Emeklilik yaşına geldikten sonra ünlü futbolcuların Amerika Ligi MLS’ye ya da Katar’a gitmesi çok olası. Biraz daha fazla para kazanmak için bu yolu seçen yüzlerce futbolcu var. Bu durum elbette çok normal fakat bu yolu tercih etmeyen futbolculara taraftarların aidiyetinin oldukça fazla olduğunu söylememize gerek yoktur sanırım.
Roma’nın efsanesi Totti’den bahsediyoruz. Roma’nın gerçek sahibi, tıpkı Remus ve Romulus gibi. Tüm kariyerini Roma’ya adayan gerçek bir efsane. Aile her şeyden önce gelir diyen bir İtalyan. Milyonların sevgilisi. Son bayrak adam. Ondan ne kadar bahsetsek az.
1989 yılında girdiği Roma’ya hayatını adayan bu efsane o kadar büyük bir futbolcu ki, emekliliğe ayrılmasına rağmen en çok forması satılan oyuncu yine kendisi
Belki hiçbir zaman Şampiyonlar Ligi’ni kazanamadı ama o bir dünya şampiyonu. Deplasmanda çıktığı Real Madrid’in stadyumu Santiago Bernabeu’da ayakta alkışlanan ölümsüz bir figür
“Un Capitano” (Bir Kaptan) kitabıyla başından geçen olayları kaleme alan gladyatörün biyografisi yakın bir zamanda piyasaya sürüldü. Başından birbirinden ilginç olaylar geçen Totti’nin anılarından birisi ise herbirinden farklı bir hikaye barındırıyor
“Bir gecede 6 kızla beraber dışarıya çıktım, hepsini birbiriyle aldattım ama Roma’yı asla aldatmadım” diyerek Roma’ya sadakatini böyle ilginç bir şekilde ifade eden Totti’nin kitabı bunun gibi örneklerle dolu
Bu senenin kuşkusuz en çok konuşulacak ve en çok kitaplarından biri olacak “Un Capitano” kitabını okumamız için binlerce sebep var. Oldukça renkli bir kişiliğe sahip Totti’nin başından geçenler de oldukça ilgi çekici
Oğlu da kendisi gibi Roma altyapısına gidiyor. U14 maçında Madrid’de karşılaştığı Paris Saint Germain kulübüne karşı oynanan mücadelede kalecinin sakatlandığını gören oğlu topu kaleye vurmak yerine dışarıya vuruyor
Bu olayı soran gazetecilere Totti’nin verdiği yanıt ise oldukça ilginç. “Sanırım o benim oğlum değil(gülerek), eğer benim oğlum olsaydı öncelikle golü atar ve daha sonrasında kalecinin iyi olup olmadığını kontrol ederdi”
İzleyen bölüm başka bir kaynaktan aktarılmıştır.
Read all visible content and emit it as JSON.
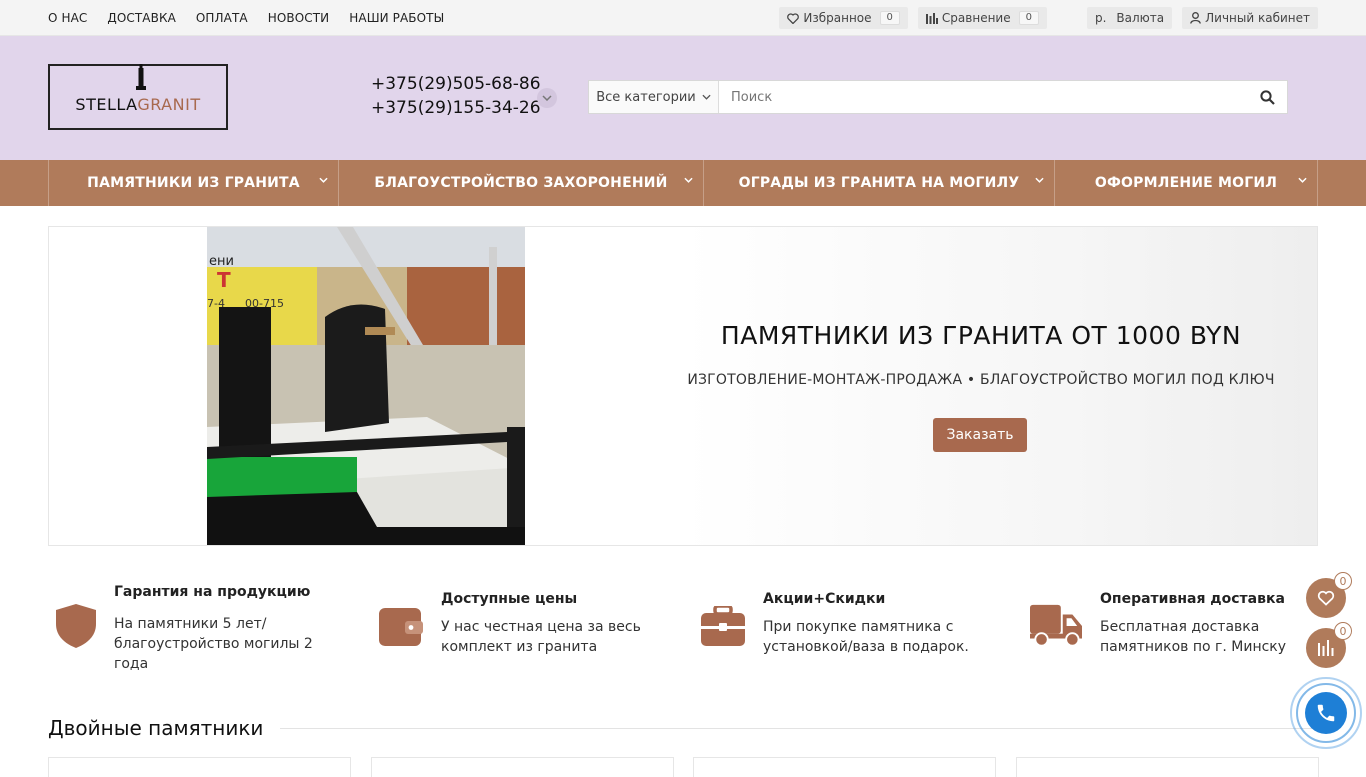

Bu hikaye eğlenceli olsa da, kitabında geçen bir örnek insanı derin düşüncelere sürükleyecek cinsten bir hapishane anısını konu ediniyor. Totti hayır kuruluşlarına para toplamak için hapishane ziyaretinde bulunuyor
2006 Dünya Kupası şampiyonu İtalya, ülke genelinde kahramanlar gibi karşılanırken Totti Rebibbia hapishane ziyaretinde bulunacağını açıklıyor. Bu ziyaret hapishanedeki mahkumlar için de inanılmaz bir deneyim. Kimsenin mediği bu ziyaret mahkumları çok sevindiriyor
Bir kişi hariç
Çünkü onun bir derdi var. Totti’nin hapishaneye geleceğe tarihten bir hafta önce tahliye olacak ve bu o durumdan hiç memnun değil
Mahkum, bir dilekçe yazarak bu durumla ilgili sıkıntısını hapishane müdürüne iletiyor. Mahkumiyetinin 1 hafta daha uzatılmasını istiyor sırf Totti ile fotoğraf çektirmek için
“100 yıl yaşayacak olsam bile, belki de hiçbir zaman Totti ile bir fotoğraf çektirme şansım olmayacak…”
Futbol sevgisi böyle bir şey. Koşulsuz şartsız aidiyet hissedilen renklere gönül veren insanlar, kendi takımının efsanesi için bir hafta daha hapishanede mahkum olmayı göze alabiliyor. Bu durumu sadece tek bir kelime açıklayabilir. Sevgi.